Thanks for all the replies.

Regen braking sounds great, but I think at this point is beyond what I'd be able to do myself, at least with this bike.

My first step will probably be to get sintered metal pads for the BB5's I have now.
If I still have any problems with too-fast wear, my switch to the BB7's and the metal pads for those.
 
If your bike has a gear motor, with internal clutch, the freewheeling will prevent use of regen.
 
I remember my younger brother and myself prepping our endure bikes to do the coast to coast ride across the Yorkshire moors, the bogs are deep (deep deep!) and gritty too, he used an asbestos free green stuff pad and I fitted sintered bronze pads. Before the weekend ride was over he was down to metal, my pads lasted years! The sintered bronze pads where Dunlopads, very similar to the EBC sintered bronze ones Chalo mentioned above. I wouldn't buy any thing else! I would try some before changing the whole brake setup.
 
dogman said:
If your bike has a gear motor, with internal clutch, the freewheeling will prevent use of regen.
Is it possible to know if my controller allows regen?
 
mateusleo said:
dogman said:
If your bike has a gear motor, with internal clutch, the freewheeling will prevent use of regen.
Is it possible to know if my controller allows regen?


If it does, there will generally be BOTH ebrake circuit AND regen activation circuit. The regen circuit is sometimes just a loop of cable shorting the connection or 2 wires shorted together. When you hit the ebrakes, it will activate regen if the regen circuit is shorted.
 
EMPowered said:
They also self-adjust so no more fiddling with mechanical adjustments.

Oh the heck. I have to fiddle with hydraulics at work every bit as much as with cable brakes, and they usually offer fewer degrees of freedom. That's just for normal setup and adjustment. If there are any problems with the hydraulics themselves, they are a truly monumental pain in the butt compared to any cable actuated system.

Hydraulic brakes that "self adjust" only maintain the same running clearances as they wear, whether you like that feel or not. They don't do anything else for themselves.
 
No more adjusting for pad wear. The caliper pistons advance as the pads wear. Just like auto/motorcycle brakes.
To initially adjust brakes.... Loosen the caliper bolts so the caliper wiggles, apply and hold the brake so it grabs/aligns with the rotor, while holding the brake lever tighten down the caliper bolts and you are done. Mechanical brakes require frequent adjustments as cable stretches and as pads wear.
 
EMPowered said:
No more adjusting for pad wear. The calipers advance as the pads wear.

Or when anything touches the brake lever while the wheel is out of the bike. Then you have to futz around with it before you can get the wheel back in.

To initially adjust brakes.... Loosen the caliper bolts so the caliper wiggles, apply and hold the brake so it grabs/aligns with the rotor, while holding the brake lever tighten down the caliper bolts and you are done.

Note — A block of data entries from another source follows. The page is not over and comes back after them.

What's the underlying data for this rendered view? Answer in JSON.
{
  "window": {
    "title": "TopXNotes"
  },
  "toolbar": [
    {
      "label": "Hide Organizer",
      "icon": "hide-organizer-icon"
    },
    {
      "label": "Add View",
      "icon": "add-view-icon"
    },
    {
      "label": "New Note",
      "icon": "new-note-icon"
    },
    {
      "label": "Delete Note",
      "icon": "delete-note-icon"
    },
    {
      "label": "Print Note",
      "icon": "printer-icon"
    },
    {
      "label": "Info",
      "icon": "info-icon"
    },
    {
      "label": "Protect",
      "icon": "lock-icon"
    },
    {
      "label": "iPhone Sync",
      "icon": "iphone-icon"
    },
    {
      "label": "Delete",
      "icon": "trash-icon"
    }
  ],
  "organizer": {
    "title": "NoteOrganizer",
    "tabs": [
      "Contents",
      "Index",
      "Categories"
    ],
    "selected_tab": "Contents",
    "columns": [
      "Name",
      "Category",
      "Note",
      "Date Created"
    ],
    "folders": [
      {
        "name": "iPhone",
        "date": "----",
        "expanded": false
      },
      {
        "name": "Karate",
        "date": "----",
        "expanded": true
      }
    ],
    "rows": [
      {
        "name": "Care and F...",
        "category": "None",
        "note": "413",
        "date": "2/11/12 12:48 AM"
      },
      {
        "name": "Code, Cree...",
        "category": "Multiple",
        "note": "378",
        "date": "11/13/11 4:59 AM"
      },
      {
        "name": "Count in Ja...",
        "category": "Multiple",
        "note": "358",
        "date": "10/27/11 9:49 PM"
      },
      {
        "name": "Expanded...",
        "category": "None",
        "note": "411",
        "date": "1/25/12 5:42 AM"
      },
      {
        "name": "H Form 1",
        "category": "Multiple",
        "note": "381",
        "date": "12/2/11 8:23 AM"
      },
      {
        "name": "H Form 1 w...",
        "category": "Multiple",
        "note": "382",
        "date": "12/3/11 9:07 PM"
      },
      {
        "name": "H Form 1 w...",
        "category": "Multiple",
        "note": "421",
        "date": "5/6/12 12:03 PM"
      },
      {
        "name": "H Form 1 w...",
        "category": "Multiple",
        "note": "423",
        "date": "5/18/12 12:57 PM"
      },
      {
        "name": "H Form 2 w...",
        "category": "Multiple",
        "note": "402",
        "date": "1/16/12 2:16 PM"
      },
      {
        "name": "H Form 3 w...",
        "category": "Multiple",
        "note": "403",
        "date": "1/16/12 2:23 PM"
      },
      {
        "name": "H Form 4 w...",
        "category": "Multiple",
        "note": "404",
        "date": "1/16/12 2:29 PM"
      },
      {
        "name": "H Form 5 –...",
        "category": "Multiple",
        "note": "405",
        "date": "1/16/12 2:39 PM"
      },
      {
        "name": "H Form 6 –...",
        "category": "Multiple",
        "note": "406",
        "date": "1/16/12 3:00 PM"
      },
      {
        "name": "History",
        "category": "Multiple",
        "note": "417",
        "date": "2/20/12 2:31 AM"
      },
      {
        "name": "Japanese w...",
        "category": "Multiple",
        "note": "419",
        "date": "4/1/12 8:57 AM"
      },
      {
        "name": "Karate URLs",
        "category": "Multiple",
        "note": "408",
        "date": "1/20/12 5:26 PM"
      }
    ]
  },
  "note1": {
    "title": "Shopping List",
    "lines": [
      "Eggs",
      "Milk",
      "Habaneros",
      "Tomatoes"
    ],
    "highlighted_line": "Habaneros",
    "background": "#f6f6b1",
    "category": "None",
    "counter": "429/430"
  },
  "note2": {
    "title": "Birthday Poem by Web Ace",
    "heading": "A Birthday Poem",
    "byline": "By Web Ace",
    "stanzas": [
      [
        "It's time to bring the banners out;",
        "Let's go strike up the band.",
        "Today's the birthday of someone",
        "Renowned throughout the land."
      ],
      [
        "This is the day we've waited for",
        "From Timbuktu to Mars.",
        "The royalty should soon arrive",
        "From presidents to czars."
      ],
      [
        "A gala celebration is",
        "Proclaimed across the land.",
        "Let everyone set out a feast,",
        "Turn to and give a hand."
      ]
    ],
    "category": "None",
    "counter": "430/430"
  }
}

Just like cable brakes. Only the better cable brakes let you fine tune both pads with adjusting dials to establish the feel and clearance you want, not just what the brake automatically provides.

Mechanical brakes require frequent adjustments as cable stretches and as pads wear.

Sure. And in return for that, you never have to mess around with bleed kits and fittings, or hydraulic fluids, or catch containers, or having to tilt your bike every which way to service the brakes, or oil leakage onto your rotors, or having your braking mysteriously disappear completely for reasons you can't identify or fix out on the road.

Hydraulics are a solution to a problem bicycles do not have.
 
EMPowered said:
So I guess you are opposed to hydraulic brakes then....LOL

Well, yes. For bicycles of normal layout anyway. They make some sense for pedicabs, front loading cargo bikes, and any other unorthodox machine where the brake lever is a long, crooked distance away from the brake.

I do like the thick rotor of the Tektro brake you linked to. I may try to find a couple for my BB7 and HMX-1 brakes.